On 10/26/2017 11:42 AM, Andy Bierman wrote:


On Thu, Oct 26, 2017 at 11:22 AM, Randy Presuhn <[email protected] <mailto:[email protected]>> wrote:

    Hi -

    On 10/26/2017 10:44 AM, Robert Wilton wrote:

        Hi ,

        Separating out the issue regarding which datastore action and
        RPC apply to, we propose the following NEW text to the
        datastores draft:

        6.2 Invocation of Actions and RPC Operations

            This section updates section 7.15. of RFC 7950.

            In YANG data models, the "action" statement may appear under
        "config
            true" and "config false" schema nodes.  While instances of both
            schema nodes may appear in <operational>, instances of
        "config true"
            schema nodes may also appear in other datastores.

            An NMDA compliant server MUST execute all actions in the
        context of
            <operational>.  Likewise, an NMDA compliant server MUST
        invoke all RPC
            operations in the context of <operational>, unless the RPC
        is explicitly
            defined as affecting other datastores (e.g., <edit-config>).

        OK?


    A question - I understand the motivation for the "unless" for RPC
    operations, but wonder why there is no similar "unless" for actions.



The <rpc> is not really in a datastore at all.
It may have input and output parameters with leafref and must/when statements.
These are evaluated in the <operational> context.
The <rpc> may in fact be something like <edit-config>
which has parameters (like <config> to apply to
a specific datastore.

The action node is embedded within some data that has to be parsed
in a specific datastore before the action is processed.
This data is required to be in <operational>.
It also has XPath and leafref that needs to be resolved (same as <rpc>).

The side effects of the <rpc> or <action> can impact other datastores.
This would be defined in the description-stmt and this is not a problem.

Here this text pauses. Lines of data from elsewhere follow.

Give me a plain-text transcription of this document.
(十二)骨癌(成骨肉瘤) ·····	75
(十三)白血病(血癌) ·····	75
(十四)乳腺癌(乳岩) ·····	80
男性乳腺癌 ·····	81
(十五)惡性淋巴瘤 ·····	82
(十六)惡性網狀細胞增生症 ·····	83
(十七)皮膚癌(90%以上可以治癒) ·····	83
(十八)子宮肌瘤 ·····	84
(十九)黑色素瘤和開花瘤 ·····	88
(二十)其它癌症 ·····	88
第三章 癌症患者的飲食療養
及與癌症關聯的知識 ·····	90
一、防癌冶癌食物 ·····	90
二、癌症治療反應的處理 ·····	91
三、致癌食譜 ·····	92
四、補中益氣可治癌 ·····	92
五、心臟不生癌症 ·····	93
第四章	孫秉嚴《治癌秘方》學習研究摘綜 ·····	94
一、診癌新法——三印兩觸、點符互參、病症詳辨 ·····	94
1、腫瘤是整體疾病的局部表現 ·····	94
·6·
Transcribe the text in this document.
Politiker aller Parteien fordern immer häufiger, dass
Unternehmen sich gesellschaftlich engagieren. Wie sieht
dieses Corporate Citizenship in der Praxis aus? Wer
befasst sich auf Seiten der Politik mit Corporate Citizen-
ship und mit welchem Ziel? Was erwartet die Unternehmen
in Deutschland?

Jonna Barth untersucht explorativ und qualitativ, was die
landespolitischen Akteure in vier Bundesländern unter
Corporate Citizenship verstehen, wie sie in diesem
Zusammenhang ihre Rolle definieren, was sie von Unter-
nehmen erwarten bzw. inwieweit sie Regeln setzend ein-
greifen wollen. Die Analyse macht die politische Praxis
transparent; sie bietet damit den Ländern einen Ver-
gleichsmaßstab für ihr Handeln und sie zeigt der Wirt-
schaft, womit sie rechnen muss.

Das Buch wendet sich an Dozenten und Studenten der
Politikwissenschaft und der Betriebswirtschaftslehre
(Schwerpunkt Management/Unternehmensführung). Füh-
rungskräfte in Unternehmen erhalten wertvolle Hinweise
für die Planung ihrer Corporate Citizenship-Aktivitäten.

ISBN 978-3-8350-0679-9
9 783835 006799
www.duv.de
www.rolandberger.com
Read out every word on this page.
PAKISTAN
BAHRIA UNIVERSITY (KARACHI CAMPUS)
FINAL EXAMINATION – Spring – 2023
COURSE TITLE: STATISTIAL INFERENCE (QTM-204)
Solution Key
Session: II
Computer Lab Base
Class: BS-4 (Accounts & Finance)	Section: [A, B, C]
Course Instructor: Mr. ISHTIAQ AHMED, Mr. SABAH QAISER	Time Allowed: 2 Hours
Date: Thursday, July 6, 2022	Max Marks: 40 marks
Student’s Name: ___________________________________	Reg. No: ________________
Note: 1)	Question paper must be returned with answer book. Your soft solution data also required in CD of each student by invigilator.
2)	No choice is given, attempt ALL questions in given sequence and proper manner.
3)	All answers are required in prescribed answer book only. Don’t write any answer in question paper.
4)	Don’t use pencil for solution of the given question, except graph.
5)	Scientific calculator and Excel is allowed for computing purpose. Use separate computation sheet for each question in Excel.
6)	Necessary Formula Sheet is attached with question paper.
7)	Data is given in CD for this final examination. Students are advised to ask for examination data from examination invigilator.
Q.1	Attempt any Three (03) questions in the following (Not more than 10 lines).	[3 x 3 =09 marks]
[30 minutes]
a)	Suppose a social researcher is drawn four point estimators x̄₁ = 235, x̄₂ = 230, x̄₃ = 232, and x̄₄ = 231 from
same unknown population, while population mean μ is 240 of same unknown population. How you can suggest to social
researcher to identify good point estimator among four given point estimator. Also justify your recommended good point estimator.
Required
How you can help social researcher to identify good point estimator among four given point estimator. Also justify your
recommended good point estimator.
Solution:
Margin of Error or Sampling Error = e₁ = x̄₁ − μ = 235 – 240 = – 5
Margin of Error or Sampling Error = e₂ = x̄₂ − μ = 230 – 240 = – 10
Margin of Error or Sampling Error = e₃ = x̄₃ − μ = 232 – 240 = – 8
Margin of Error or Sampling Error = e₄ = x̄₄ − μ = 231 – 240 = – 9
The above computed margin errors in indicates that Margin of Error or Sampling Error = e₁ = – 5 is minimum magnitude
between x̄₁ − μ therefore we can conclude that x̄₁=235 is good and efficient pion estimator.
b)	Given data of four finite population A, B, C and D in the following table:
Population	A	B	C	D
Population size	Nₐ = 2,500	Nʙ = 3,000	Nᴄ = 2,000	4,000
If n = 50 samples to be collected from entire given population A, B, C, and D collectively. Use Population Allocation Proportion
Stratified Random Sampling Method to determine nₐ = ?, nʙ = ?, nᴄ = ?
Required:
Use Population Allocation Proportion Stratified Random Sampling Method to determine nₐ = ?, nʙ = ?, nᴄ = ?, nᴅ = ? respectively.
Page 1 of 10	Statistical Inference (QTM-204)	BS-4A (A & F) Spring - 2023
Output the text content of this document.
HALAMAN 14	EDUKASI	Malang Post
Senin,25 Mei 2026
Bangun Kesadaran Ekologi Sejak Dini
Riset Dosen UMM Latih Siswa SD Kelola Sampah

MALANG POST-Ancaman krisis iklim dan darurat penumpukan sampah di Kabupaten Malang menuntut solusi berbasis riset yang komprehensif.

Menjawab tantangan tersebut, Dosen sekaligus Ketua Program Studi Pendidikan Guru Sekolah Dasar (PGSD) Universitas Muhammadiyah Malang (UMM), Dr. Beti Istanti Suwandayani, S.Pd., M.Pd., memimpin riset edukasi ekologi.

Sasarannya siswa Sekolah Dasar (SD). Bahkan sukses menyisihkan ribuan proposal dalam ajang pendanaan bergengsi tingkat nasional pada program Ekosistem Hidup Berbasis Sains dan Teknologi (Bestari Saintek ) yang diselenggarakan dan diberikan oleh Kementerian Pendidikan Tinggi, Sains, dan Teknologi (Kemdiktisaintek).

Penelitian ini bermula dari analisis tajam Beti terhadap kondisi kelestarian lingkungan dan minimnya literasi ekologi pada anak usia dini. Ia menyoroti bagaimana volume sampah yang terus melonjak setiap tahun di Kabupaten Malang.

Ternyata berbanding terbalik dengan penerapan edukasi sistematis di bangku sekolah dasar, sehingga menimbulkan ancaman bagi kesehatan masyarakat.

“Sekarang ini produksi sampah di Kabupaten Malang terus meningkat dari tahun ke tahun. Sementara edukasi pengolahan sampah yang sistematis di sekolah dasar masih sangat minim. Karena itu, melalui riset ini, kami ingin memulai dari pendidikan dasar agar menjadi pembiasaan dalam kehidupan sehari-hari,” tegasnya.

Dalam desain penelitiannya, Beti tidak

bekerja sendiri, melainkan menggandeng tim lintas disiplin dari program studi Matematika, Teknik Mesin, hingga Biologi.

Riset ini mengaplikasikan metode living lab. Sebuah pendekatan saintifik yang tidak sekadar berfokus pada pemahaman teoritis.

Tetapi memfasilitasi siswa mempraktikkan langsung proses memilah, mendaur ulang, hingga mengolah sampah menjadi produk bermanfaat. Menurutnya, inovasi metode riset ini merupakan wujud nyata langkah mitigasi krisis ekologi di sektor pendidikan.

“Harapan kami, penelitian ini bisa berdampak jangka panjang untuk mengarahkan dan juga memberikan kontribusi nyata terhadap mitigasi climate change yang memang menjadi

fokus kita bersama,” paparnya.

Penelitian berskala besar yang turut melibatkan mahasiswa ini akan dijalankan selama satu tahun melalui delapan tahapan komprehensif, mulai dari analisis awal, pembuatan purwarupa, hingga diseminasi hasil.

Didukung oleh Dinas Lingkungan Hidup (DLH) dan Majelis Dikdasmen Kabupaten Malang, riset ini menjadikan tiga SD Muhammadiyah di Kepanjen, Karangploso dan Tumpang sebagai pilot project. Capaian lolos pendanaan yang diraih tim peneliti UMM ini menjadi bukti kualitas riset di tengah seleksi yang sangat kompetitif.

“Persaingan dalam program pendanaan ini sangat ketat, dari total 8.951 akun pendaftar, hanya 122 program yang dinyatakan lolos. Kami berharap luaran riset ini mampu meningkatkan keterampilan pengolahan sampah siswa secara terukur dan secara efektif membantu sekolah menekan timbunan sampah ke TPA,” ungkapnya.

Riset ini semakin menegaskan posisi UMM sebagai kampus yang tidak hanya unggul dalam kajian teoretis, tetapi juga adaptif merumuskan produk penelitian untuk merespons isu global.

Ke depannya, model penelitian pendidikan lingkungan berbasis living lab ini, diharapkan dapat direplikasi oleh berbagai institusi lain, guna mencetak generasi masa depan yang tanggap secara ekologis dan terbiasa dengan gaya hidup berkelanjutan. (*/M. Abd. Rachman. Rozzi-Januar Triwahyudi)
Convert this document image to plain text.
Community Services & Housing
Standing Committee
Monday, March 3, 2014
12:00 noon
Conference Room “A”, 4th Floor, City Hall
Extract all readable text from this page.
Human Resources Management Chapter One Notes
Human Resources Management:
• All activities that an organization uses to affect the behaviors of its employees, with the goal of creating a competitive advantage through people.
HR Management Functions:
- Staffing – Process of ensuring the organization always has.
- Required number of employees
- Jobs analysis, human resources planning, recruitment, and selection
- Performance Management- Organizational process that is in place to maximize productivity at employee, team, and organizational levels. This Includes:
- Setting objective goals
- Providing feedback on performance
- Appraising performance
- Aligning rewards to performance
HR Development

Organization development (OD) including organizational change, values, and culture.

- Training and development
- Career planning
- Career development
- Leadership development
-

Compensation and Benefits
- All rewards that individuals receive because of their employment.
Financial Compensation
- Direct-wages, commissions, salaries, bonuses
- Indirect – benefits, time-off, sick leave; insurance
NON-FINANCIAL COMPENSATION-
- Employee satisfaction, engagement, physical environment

Thus my question.  I don't see a substantial difference between
"impact" and "affect" when side effects are permitted.  It seems
that the scope of what is affected (think about the consequences
for someone formulating an access control policy) in both cases
MUST be documented in in the description-stmt.  The fact that the
action is bound to a particular chunk of data is only the tip of
the iceberg, and doesn't seem to make a difference in terms of what
the description-stmt needs to spell out.